Immer wieder gerät Open-Source-Software in den Verdacht, weniger sicher zu sein als proprietäre Software. Belege dafür gibt es aber nicht.

Für das Xen Project wurden in den letzten Jahren immer wieder schwerwiegende Bugs gefunden, sollte man bei der Virtualisierung also besser auf Open-Source-Software verzichten?

Jede schwerwiegende Anfälligkeit in jeder Software sollte von Unternehmen sorgfältig auf die Folgen für die eigene Umgebung untersucht werden. Durch einen Heap-Overflow in Xen kann ein privilegierter Gast beispielsweise erweiterte Rechte erhalten, wenn ein emuliertes IDE CD-ROM aktiviert ist. Wenn aber keines der installierten Gast-Betriebssysteme virtuelle CD-ROM-Treiber aktiviert hat, kann diese Schwachstelle auch keinen Schaden anrichten.

Während man im Fall der Fälle auf einen Patch wartet, empfiehlt es sich, die betroffenen virtuellen Server auf dedizierten Hosts auszuführen. Auf diese Weise können von der Sicherheitslücke nicht auch andere virtuelle Maschinen des gleichen Hosts in Mitleidenschaft gezogen werden. Auch die meisten großen Cloud-Anbieter wie etwa AWS bieten entsprechende Optionen zur Nutzung dedizierter Hardware, allerdings natürlich für einen gewissen Preisaufschlag. Als Gegenleistung erhält man auf diese Weise aber auch in der Cloud die Möglichkeit, Workloads mit einer starken Isolierung auf Hardwareebene auszuführen.

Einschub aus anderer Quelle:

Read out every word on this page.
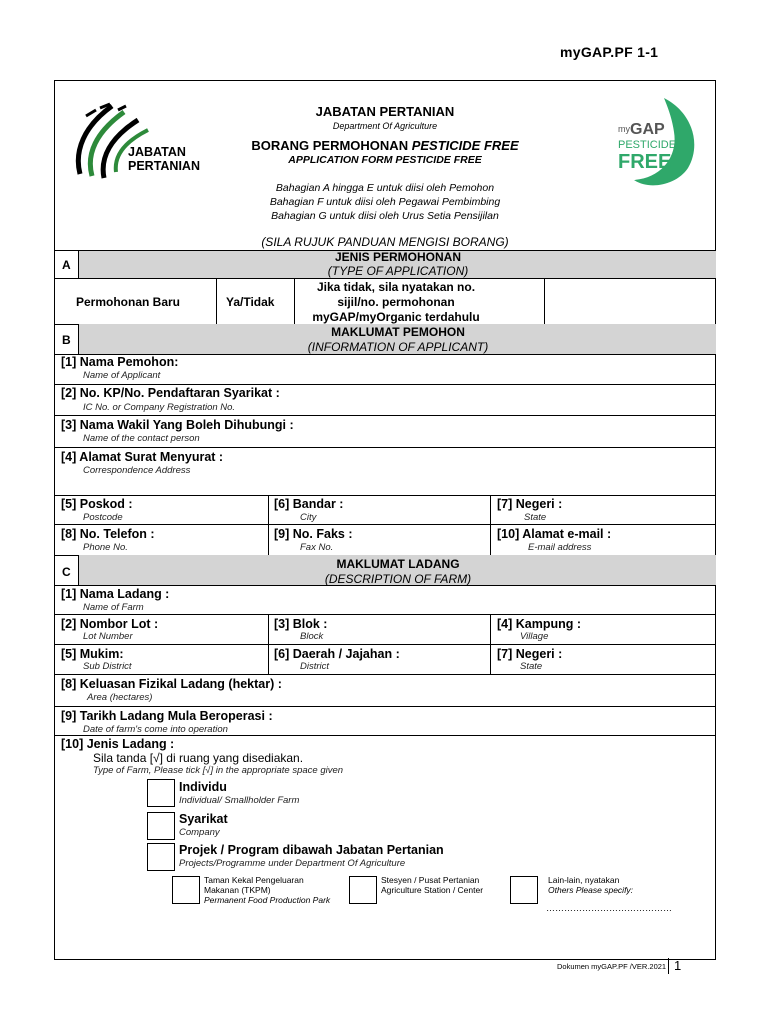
myGAP.PF 1-1
JABATAN
PERTANIAN
my GAP
PESTICIDE
FREE
JABATAN PERTANIAN
Department Of Agriculture
BORANG PERMOHONAN PESTICIDE FREE
APPLICATION FORM PESTICIDE FREE
Bahagian A hingga E untuk diisi oleh Pemohon
Bahagian F untuk diisi oleh Pegawai Pembimbing
Bahagian G untuk diisi oleh Urus Setia Pensijilan
(SILA RUJUK PANDUAN MENGISI BORANG)
A
JENIS PERMOHONAN
(TYPE OF APPLICATION)
Permohonan Baru	Ya/Tidak
Jika tidak, sila nyatakan no.
sijil/no. permohonan
myGAP/myOrganic terdahulu
B
MAKLUMAT PEMOHON
(INFORMATION OF APPLICANT)
[1] Nama Pemohon:
Name of Applicant
[2] No. KP/No. Pendaftaran Syarikat :
IC No. or Company Registration No.
[3] Nama Wakil Yang Boleh Dihubungi :
Name of the contact person
[4] Alamat Surat Menyurat :
Correspondence Address
[5] Poskod :
Postcode
[6] Bandar :
City
[7] Negeri :
State
[8] No. Telefon :
Phone No.
[9] No. Faks :
Fax No.
[10] Alamat e-mail :
E-mail address
C
MAKLUMAT LADANG
(DESCRIPTION OF FARM)
[1] Nama Ladang :
Name of Farm
[2] Nombor Lot :
Lot Number
[3] Blok :
Block
[4] Kampung :
Village
[5] Mukim:
Sub District
[6] Daerah / Jajahan :
District
[7] Negeri :
State
[8] Keluasan Fizikal Ladang (hektar) :
Area (hectares)
[9] Tarikh Ladang Mula Beroperasi :
Date of farm's come into operation
[10] Jenis Ladang :
Sila tanda [√] di ruang yang disediakan.
Type of Farm, Please tick [√] in the appropriate space given
Individu
Individual/ Smallholder Farm
Syarikat
Company
Projek / Program dibawah Jabatan Pertanian
Projects/Programme under Department Of Agriculture
Taman Kekal Pengeluaran
Makanan (TKPM)
Permanent Food Production Park
Stesyen / Pusat Pertanian
Agriculture Station / Center
Lain-lain, nyatakan
Others Please specify:
……………………………………
Dokumen myGAP.PF /VER.2021 1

Die Frage, ob man bei Virtualisierungs-Lösungen und Hypervisoren auf Open-Source-Software verzichten sollte, impliziert, dass die Wahrscheinlichkeit für Sicherheitslücken vom Distributionsmodell abhängt. Hierfür gibt es aber keinerlei Anhaltspunkte. Schwachstellen gibt es sowohl in Open-Source-Software als auch in proprietären Systemen, und das aus vielerlei Gründen.

Manchmal unterlaufen Entwicklern einfach Fehler, die sich aber durch Code-Reviews oder Analyse-Tools und vielleicht auch einfach durch andere Entwicklungssprachen, die weniger fehleranfällig sind, vermeiden oder doch zumindest vor dem Release der Software finden lassen sollten. In diesem Fall geht es bei Sicherheitslücken also eher um Designfragen und Best Practices bei der Softwareentwicklung, und weniger um kommerzielle gegenüber Open-Source-Software.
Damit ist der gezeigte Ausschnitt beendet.